Secondo il comunicato del ministero la decisione vuole ''rispondere alle necessita' di numerose famiglie che soffrono di carenza di alloggi nel quartiere''.
Nel marzo del 2010 l'annuncio di un nuovo progetto immobiliare a Ramat Shlomo che prevedeva la costruzione di 1.600 nuovi appartamenti, aveva provocato forte tensione nelle relazioni di Israele con gli Stati Uniti che avevano denunciato il progetto, annunciato proprio quando si trovava in visita nel Paese il vice presidente Usa Joe Biden.
Gli Stati Uniti, l'Ue e quasi tutta la comunita' internazionale si oppongono all'espansione della presenza israeliana a Gerusalemme Est, ritenuta territorio occupato.
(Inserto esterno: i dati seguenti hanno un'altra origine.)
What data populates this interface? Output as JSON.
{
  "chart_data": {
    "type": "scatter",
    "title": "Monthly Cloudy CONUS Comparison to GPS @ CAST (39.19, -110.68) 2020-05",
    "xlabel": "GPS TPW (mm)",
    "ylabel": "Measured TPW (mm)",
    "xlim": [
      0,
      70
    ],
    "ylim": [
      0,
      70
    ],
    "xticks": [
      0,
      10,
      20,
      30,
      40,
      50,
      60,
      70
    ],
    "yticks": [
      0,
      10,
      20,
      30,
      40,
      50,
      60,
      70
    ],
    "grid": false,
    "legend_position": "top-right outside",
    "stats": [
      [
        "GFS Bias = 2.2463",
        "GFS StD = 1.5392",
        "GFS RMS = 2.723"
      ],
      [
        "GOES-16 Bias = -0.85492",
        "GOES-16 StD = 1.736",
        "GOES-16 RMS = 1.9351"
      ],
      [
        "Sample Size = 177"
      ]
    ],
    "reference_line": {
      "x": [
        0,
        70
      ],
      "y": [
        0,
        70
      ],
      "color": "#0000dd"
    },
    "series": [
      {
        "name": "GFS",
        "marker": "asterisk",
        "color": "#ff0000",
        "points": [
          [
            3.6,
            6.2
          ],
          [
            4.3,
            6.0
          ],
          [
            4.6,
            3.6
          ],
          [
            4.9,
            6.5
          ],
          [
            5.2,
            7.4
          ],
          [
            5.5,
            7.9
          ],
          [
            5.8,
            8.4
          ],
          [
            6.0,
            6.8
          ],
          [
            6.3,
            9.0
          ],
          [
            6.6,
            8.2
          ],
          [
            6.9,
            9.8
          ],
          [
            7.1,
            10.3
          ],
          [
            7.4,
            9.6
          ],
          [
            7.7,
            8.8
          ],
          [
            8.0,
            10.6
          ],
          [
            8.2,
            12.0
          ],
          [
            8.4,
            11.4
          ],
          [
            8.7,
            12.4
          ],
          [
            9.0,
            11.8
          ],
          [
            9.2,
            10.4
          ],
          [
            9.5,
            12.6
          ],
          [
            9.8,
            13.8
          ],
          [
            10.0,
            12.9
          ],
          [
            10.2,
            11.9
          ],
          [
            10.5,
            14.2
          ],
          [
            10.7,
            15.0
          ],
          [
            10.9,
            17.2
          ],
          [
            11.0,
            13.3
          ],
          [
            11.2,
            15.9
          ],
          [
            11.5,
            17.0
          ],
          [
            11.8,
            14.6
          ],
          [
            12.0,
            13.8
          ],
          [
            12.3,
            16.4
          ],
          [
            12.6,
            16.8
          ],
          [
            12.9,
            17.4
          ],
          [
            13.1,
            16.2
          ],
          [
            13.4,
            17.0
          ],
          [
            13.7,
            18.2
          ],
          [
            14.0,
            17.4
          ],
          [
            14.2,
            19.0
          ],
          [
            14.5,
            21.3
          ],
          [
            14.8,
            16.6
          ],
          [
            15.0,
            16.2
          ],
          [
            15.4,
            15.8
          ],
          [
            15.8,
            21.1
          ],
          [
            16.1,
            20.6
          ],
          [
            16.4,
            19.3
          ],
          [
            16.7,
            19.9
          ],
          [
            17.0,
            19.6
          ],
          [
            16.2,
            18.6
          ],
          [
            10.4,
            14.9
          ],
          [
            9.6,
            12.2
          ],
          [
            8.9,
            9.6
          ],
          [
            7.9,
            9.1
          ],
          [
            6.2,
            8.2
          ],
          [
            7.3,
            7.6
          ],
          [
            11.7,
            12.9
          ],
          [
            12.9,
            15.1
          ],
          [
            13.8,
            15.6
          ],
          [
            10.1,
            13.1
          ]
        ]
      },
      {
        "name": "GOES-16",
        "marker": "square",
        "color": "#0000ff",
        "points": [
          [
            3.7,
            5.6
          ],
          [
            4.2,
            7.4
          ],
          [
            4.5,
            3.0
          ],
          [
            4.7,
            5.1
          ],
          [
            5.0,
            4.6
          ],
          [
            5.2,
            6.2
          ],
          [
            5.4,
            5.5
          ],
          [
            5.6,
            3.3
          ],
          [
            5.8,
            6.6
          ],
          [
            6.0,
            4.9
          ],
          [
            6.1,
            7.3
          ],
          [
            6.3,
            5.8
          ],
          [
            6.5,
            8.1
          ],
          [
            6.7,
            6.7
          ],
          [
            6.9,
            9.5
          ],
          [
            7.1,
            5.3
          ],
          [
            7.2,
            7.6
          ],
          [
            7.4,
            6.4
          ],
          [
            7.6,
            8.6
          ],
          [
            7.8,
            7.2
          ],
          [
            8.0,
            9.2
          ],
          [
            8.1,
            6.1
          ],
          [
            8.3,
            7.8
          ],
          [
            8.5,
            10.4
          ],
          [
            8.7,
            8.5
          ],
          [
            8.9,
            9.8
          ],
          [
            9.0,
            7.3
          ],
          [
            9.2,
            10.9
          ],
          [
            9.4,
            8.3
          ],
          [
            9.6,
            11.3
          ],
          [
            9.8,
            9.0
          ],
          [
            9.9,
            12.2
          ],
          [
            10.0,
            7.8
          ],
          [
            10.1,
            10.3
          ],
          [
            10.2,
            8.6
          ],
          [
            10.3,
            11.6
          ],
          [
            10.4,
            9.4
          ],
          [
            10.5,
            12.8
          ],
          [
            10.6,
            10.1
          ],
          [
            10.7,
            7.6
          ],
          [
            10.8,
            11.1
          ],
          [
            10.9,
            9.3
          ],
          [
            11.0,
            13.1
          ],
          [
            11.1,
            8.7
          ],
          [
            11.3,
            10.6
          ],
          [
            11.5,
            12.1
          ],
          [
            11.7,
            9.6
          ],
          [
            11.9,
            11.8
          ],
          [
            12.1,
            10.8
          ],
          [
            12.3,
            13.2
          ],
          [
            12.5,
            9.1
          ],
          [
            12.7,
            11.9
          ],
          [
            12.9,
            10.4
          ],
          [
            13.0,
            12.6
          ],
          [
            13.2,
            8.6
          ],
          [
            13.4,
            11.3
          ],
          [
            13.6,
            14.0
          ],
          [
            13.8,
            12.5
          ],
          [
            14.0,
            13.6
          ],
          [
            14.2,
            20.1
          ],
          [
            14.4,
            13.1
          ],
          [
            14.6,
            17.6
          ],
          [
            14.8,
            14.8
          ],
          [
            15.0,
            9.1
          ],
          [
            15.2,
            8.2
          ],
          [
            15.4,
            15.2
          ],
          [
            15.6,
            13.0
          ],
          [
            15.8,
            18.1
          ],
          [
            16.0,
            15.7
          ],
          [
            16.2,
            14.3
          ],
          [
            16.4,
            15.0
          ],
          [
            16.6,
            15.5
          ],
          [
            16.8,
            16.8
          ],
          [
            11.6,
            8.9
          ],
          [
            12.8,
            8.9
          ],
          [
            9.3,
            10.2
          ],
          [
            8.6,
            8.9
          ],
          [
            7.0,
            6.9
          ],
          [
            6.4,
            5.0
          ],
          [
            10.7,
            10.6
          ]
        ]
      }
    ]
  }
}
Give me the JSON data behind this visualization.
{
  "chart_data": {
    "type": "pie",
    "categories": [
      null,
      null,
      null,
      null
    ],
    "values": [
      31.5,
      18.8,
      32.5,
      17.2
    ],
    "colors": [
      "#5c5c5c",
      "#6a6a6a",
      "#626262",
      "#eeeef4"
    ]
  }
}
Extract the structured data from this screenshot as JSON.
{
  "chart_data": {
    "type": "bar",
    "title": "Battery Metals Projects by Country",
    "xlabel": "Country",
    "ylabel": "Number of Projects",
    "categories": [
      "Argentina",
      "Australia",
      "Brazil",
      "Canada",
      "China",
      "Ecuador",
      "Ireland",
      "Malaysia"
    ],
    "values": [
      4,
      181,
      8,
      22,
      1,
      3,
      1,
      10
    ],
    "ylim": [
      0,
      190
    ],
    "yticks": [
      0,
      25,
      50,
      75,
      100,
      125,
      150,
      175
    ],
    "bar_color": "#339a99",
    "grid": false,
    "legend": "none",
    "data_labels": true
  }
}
Israele considera invece anche la zona est della citta', occupata nel 1967, parte della sua ''eterna e indivisibile capitale''. I palestinesi rivendicano Gerusalemme Est come futura capitale del loro costituendo stato. L'odierno annuncio del ministero dell'interno ha coinciso con la presenza a Gerusalemme del capo della diplomazia dell'Unione Europea, Catherine Ashton, per un colloquio con il premier Benyamin Netanyahu.